The DOR report is also to analyze several alternatives identified by the 2018 House Tax Structure Work Group. These alternatives include replacing the business and occupation tax with either a corporate income tax or a margins tax (a type of business tax used in Texas), and replacing the current one percent limit on revenue growth from the state property tax with a limit based on population growth and inflation.
He points out the legislation anticipates an extended timeline, with some uncertainty after the work is completed.
The work group is to present the preliminary report to legislative fiscal committees during the 2021 legislative sessions. Following the 2021 session the work group is hold a series of public meetings across the state, presenting DOR’s analyses of the various alternatives and receiving feedback.
ESHB 1109 is silent as to whether anything further will happen following this series of public meetings.
As we suggested yesterday, the extended review may dampen legislative enthusiasm for tax changes in the short, election-year session, particularly in a biennium with strong revenue growth and voters’ approval of I-976.
But, there are some I-976 implications to watch, as WRC analysts Emily Makings writes.

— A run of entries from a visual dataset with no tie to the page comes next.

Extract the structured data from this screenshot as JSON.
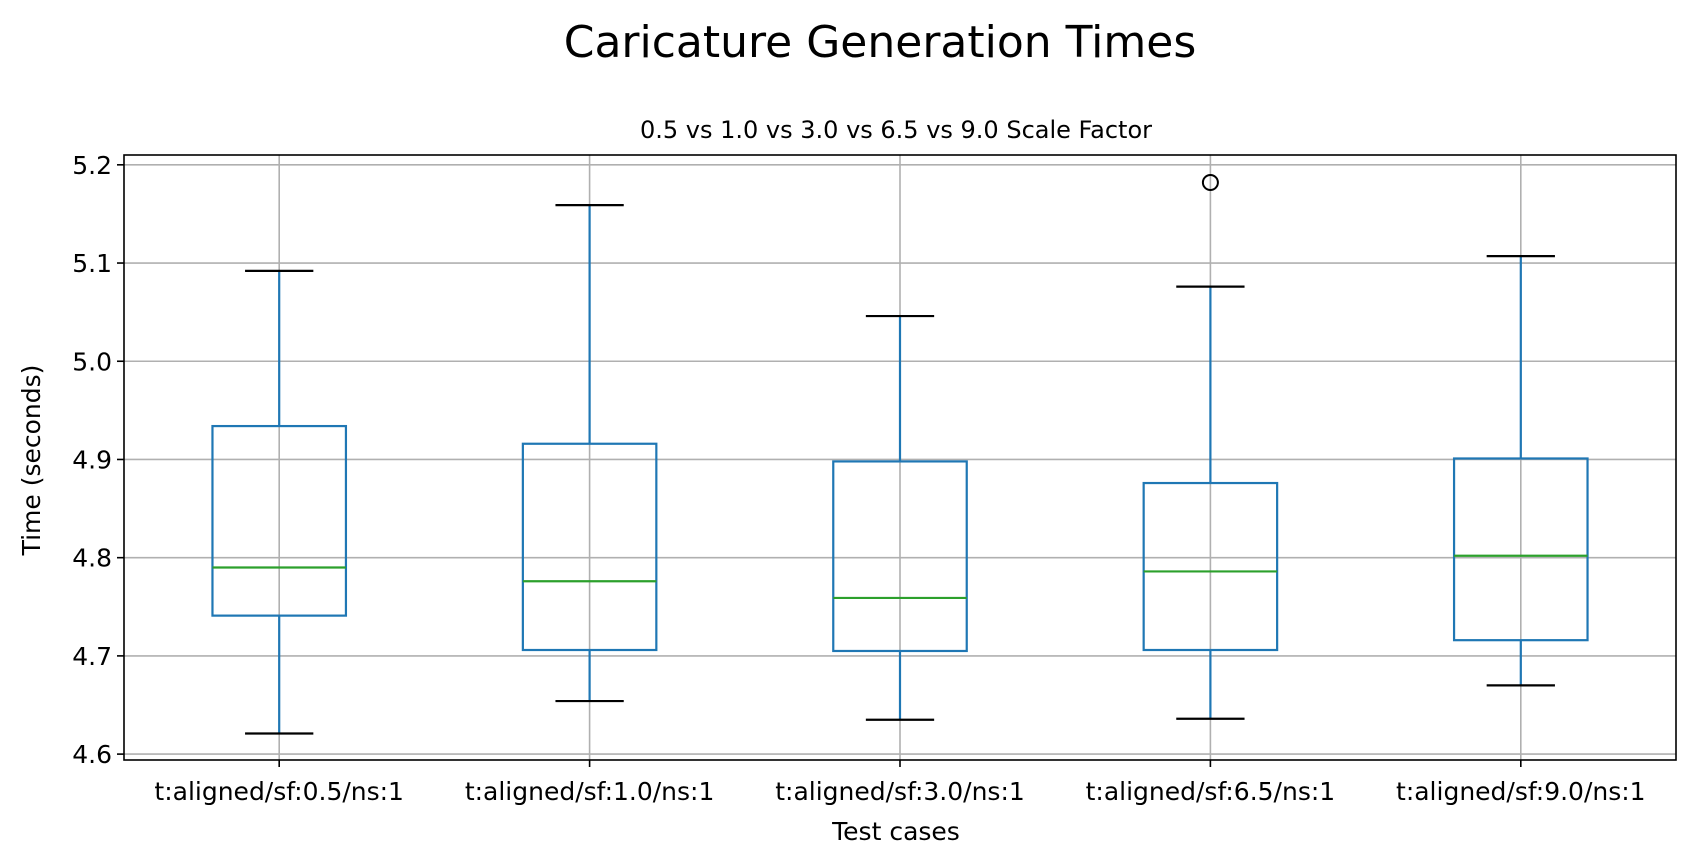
{
  "chart_data": {
    "type": "box",
    "suptitle": "Caricature Generation Times",
    "title": "0.5 vs 1.0 vs 3.0 vs 6.5 vs 9.0 Scale Factor",
    "xlabel": "Test cases",
    "ylabel": "Time (seconds)",
    "ylim": [
      4.594,
      5.21
    ],
    "yticks": [
      4.6,
      4.7,
      4.8,
      4.9,
      5.0,
      5.1,
      5.2
    ],
    "ytick_labels": [
      "4.6",
      "4.7",
      "4.8",
      "4.9",
      "5.0",
      "5.1",
      "5.2"
    ],
    "grid": true,
    "categories": [
      "t:aligned/sf:0.5/ns:1",
      "t:aligned/sf:1.0/ns:1",
      "t:aligned/sf:3.0/ns:1",
      "t:aligned/sf:6.5/ns:1",
      "t:aligned/sf:9.0/ns:1"
    ],
    "boxes": [
      {
        "whisker_low": 4.621,
        "q1": 4.741,
        "median": 4.79,
        "q3": 4.934,
        "whisker_high": 5.092,
        "outliers": []
      },
      {
        "whisker_low": 4.654,
        "q1": 4.706,
        "median": 4.776,
        "q3": 4.916,
        "whisker_high": 5.159,
        "outliers": []
      },
      {
        "whisker_low": 4.635,
        "q1": 4.705,
        "median": 4.759,
        "q3": 4.898,
        "whisker_high": 5.046,
        "outliers": []
      },
      {
        "whisker_low": 4.636,
        "q1": 4.706,
        "median": 4.786,
        "q3": 4.876,
        "whisker_high": 5.076,
        "outliers": [
          5.182
        ]
      },
      {
        "whisker_low": 4.67,
        "q1": 4.716,
        "median": 4.802,
        "q3": 4.901,
        "whisker_high": 5.107,
        "outliers": []
      }
    ],
    "colors": {
      "box": "#1f77b4",
      "median": "#2ca02c",
      "whisker_cap": "#000000",
      "grid": "#b0b0b0",
      "flier": "#000000"
    }
  }
}
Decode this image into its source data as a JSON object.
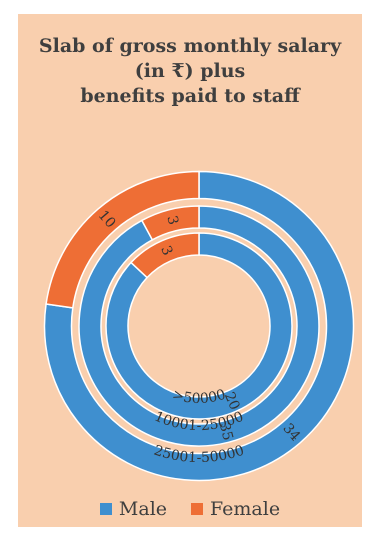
{
  "chart_data": {
    "type": "donut",
    "title_lines": [
      "Slab of gross monthly salary",
      "(in ₹) plus",
      "benefits paid to staff"
    ],
    "series": [
      {
        "name": "Male",
        "color": "#3f8fcf"
      },
      {
        "name": "Female",
        "color": "#ee6e35"
      }
    ],
    "rings": [
      {
        "label": "25001-50000",
        "values": {
          "Male": 34,
          "Female": 10
        }
      },
      {
        "label": "10001-25000",
        "values": {
          "Male": 35,
          "Female": 3
        }
      },
      {
        "label": ">50000",
        "values": {
          "Male": 20,
          "Female": 3
        }
      }
    ],
    "legend_position": "bottom"
  }
}
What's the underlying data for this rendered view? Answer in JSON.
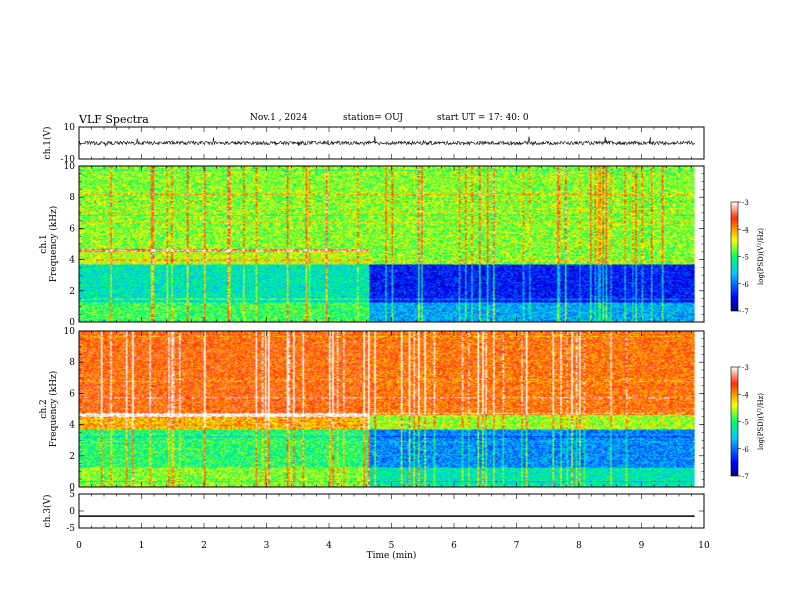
{
  "header": {
    "title": "VLF Spectra",
    "date": "Nov.1 , 2024",
    "station": "station= OUJ",
    "start": "start UT = 17: 40: 0"
  },
  "chart_data": [
    {
      "type": "line",
      "title": "",
      "ylabel": "ch.1(V)",
      "xlim": [
        0,
        10
      ],
      "ylim": [
        -10,
        10
      ],
      "yticks": [
        "10",
        "-10"
      ],
      "series": [
        {
          "description": "noisy waveform centered near zero",
          "amplitude_range": [
            -3,
            6
          ]
        }
      ]
    },
    {
      "type": "heatmap",
      "ylabel": "ch.1\nFrequency (kHz)",
      "ylabel_line1": "ch.1",
      "ylabel_line2": "Frequency (kHz)",
      "xlim": [
        0,
        10
      ],
      "ylim": [
        0,
        10
      ],
      "yticks": [
        "0",
        "2",
        "4",
        "6",
        "8",
        "10"
      ],
      "data_end_min": 9.85,
      "change_time_min": 4.65,
      "colorbar": {
        "label": "log(PSD)(V²/Hz)",
        "range": [
          -7,
          -3
        ],
        "ticks": [
          "-3",
          "-4",
          "-5",
          "-6",
          "-7"
        ]
      }
    },
    {
      "type": "heatmap",
      "ylabel": "ch.2\nFrequency (kHz)",
      "ylabel_line1": "ch.2",
      "ylabel_line2": "Frequency (kHz)",
      "xlim": [
        0,
        10
      ],
      "ylim": [
        0,
        10
      ],
      "yticks": [
        "0",
        "2",
        "4",
        "6",
        "8",
        "10"
      ],
      "data_end_min": 9.85,
      "change_time_min": 4.65,
      "colorbar": {
        "label": "log(PSD)(V²/Hz)",
        "range": [
          -7,
          -3
        ],
        "ticks": [
          "-3",
          "-4",
          "-5",
          "-6",
          "-7"
        ]
      }
    },
    {
      "type": "line",
      "ylabel": "ch.3(V)",
      "xlim": [
        0,
        10
      ],
      "ylim": [
        -5,
        5
      ],
      "yticks": [
        "5",
        "0",
        "-5"
      ],
      "series": [
        {
          "values": [
            -1.5,
            -1.5
          ]
        }
      ]
    }
  ],
  "xaxis": {
    "label": "Time (min)",
    "ticks": [
      "0",
      "1",
      "2",
      "3",
      "4",
      "5",
      "6",
      "7",
      "8",
      "9",
      "10"
    ]
  }
}
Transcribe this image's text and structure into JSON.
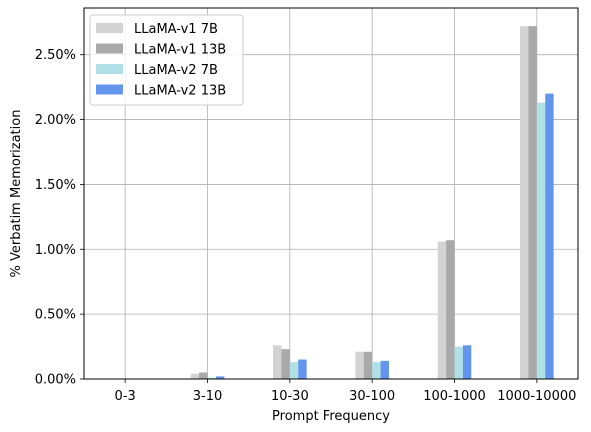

Also this week, Sen. John Braun proposed dedicating the current state sales tax on motor vehicles to transportation. According to Sen. Braun, this would increase transportation funding by $30 billion over 20 years. He notes, “Car tabs were just slashed by voters, part of a twenty-year consistent message from the public on the issue. The gas tax, with increasing fuel-efficiency and the rise of hybrid/electric cars, is a declining long-term revenue source, absent increases in the tax rate.”
The proposal has been prefiled as SB 6041.
Read her post for more detail. She also writes of a proposed insurance premium tax.
Commissioner of Public Lands Hilary Franz has proposed an insurance premium surcharge to help fund wildfire response. The draft legislation would require property and casualty insurers (except medical professional liability businesses) to collect a “wildfire surcharge” of $5 per policy annually. Each property and casualty insurer would have to make a payment of at least $1,000 a year.
She writes a similar proposal passed in the Senate last session, but did not make it through the Legislature.
Writing in Crosscut, Melissa Santos takes a close look at other possible legislative responses to I-976.
State Rep. Jake Fey, a Tacoma Democrat who chairs the House Transportation Committee, said state officials will most likely continue to collect car-tab fees as the courts have allowed, but set the money aside in an escrow account of some sort.
That would force legislators to trim hundreds of millions from the state budget in the short term, Fey said. That could further delay planned highway projects, or perhaps cut ferry service and limit ferry routes, he said…
Fey said passing new taxes to stave off transportation cuts isn’t a realistic option in the upcoming 60-day legislative session, which is set to begin Jan. 13. In the past, agreeing on a package of gas-tax increases, tolls, and other measures to pay for roads and transit has required years of negotiation, he said.
Legislators also will want to avoid raising taxes in an election year, said state Sen. Steve Hobbs, a Democrat from Lake Stevens who chairs the Senate Transportation Committee.
Fey’s thinking is more long-term, Santos writes.
Fey said he plans to come back in 2021 with a proposal for a new gas-tax package that could get some of the delayed projects back on track, as well as pay for other transportation needs, such as a new crossing on Interstate 5 over the Columbia River and about $3 billion to replace culverts that are blocking fish passageways.
By that point, the state will also have more certainty about I-976, Fey said. Until the courts rule on the constitutionality of the initiative, lawmakers don’t know whether they have to replace one year’s worth of lost revenue or several, meaning they won’t know how big of a tax package would even be needed to offset any cuts, he said.
So, we wait. A swift ruling on the constitutionality of I-976 would clearly be helpful.